The library uses the standard Go image package for processing the image to be decoded. The sample program uses static JPEG or PNG files as the source of the image for the overlay, which is fine for initial configuration and testing. However for real applications, the image should be separately sourced and supplied to the library. This is usually involves some form of webcam source. For example, the imageserver program that is part of the example programs from the webcam package is one that is easy to use.

Some of the utility programs (such as the calibrate program) can be supplied with a URL that is used to retrieve an appropriate image.

A major part of the library is the dynamic level detection and setting so that segments are correctly recognised as 'on' or 'off', depending on the luminosity of the segments. There are a couple of significant factors at play here:

1. Depending on the source of the image, conditions can change gradually because of changing light levels (e.g across the day). For best results, some form of lighting is recommended on the display being scanned, but even with this, ambient light changes mean that over time the 'on' and 'off' light levels may vary considerably, and unless this change taken into account, the accuracy of the decoding can be affected.
2. Even with consistent lighting, the differences between 'on' and 'off' can vary widely across the complete image, so that levels that work with one digit may not work consistently with other digits in the same image.

To address this, each digit that is being processed in the image maintains its own set of calibrated levels that are used to detect when a segment is 'on' or 'off'. These levels are dynamically adjusted when it is determined a successful set of digit decoding has occurred, so that if light levels change, the threshold levels used to detect 'on' and 'off' are adjusted accordingly.

At regular intervals, these threshold levels are saved away in an internal database, along with a quality measurement, and a new set are chosen from this database. Poor quality levels are discarded. The best quality threshold levels are checkpointed to a file. These can be restored whenever a restart occurs, so that the library's decoding accuracy is consistent from the start.

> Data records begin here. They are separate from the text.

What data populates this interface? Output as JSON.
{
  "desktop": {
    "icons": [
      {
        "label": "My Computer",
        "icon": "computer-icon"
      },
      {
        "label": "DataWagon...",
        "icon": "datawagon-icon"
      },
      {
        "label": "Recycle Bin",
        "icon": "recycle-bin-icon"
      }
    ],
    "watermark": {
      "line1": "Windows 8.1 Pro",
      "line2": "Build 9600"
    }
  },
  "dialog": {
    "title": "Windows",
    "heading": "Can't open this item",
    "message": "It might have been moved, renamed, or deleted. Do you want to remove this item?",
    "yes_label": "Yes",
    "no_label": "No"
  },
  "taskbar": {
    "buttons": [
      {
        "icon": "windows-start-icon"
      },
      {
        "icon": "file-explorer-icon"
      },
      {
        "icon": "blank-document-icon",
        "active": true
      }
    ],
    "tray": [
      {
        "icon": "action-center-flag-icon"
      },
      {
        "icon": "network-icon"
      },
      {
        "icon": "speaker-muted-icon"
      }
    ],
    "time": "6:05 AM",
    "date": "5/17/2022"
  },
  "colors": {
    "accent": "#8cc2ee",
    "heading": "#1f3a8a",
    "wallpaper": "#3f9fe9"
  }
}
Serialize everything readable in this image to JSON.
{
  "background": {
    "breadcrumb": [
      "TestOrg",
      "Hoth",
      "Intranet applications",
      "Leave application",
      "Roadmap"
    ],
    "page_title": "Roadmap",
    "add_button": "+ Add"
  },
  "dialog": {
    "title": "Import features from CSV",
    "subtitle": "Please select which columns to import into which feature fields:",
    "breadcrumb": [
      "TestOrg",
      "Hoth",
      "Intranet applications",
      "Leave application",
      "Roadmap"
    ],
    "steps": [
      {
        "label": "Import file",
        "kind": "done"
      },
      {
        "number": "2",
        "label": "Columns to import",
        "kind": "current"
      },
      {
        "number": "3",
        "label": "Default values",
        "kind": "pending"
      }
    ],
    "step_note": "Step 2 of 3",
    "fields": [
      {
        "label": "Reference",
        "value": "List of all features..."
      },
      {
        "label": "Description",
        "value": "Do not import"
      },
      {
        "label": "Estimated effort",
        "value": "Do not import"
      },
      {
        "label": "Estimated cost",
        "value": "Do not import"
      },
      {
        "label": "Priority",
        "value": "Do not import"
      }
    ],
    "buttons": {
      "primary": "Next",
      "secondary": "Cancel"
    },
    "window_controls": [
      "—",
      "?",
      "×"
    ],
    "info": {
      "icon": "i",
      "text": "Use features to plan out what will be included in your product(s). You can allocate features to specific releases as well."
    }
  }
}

Once a working set of high quality threshold limits is available, the library can handle widely varying light conditions whilst maintaining a high level of decoding accuracy. However, the challenge then becomes how to initially bootstrap this set of calibration values.

The library has a facility whereby a preset string of characters can be supplied along with an image that has the corresponding 7 segment characters, and the library will use this string of characters to build the 'on' and 'off' levels for all of the segments. So an inital set of images along with the corresponding character strings can be used to build an initial calibration database.

Another very useful tool is the calibrate program, which allows dynamic editing of the configuration defining the digit template and digit definitions, and also allows bootstrapping of the calibration levels through manual entry of the character strings.

For example:

./calibrate --config=sample.conf --calibration=/tmp/calibrate --train=false

will start a web server on port 8080, where images read from the image source are displayed optionally with the overlay digit markings. Changing the template or digit configuration in the sample.conf file will reload the configuration, displaying the overlay reflecting the changes. Running the program with --train=true will allow the manual entry of a character string, which is then used to dynamically adjust the calibration database, which is written to /tmp/calibration. The program attempts to decode the digits, and will display the decoded data. If it is correct, hitting enter without entering a string will use the decoded data as input to the calibration adjustment.

The most comprehensive example of the use of the library is MeterMan.

This is not an officially supported Google product.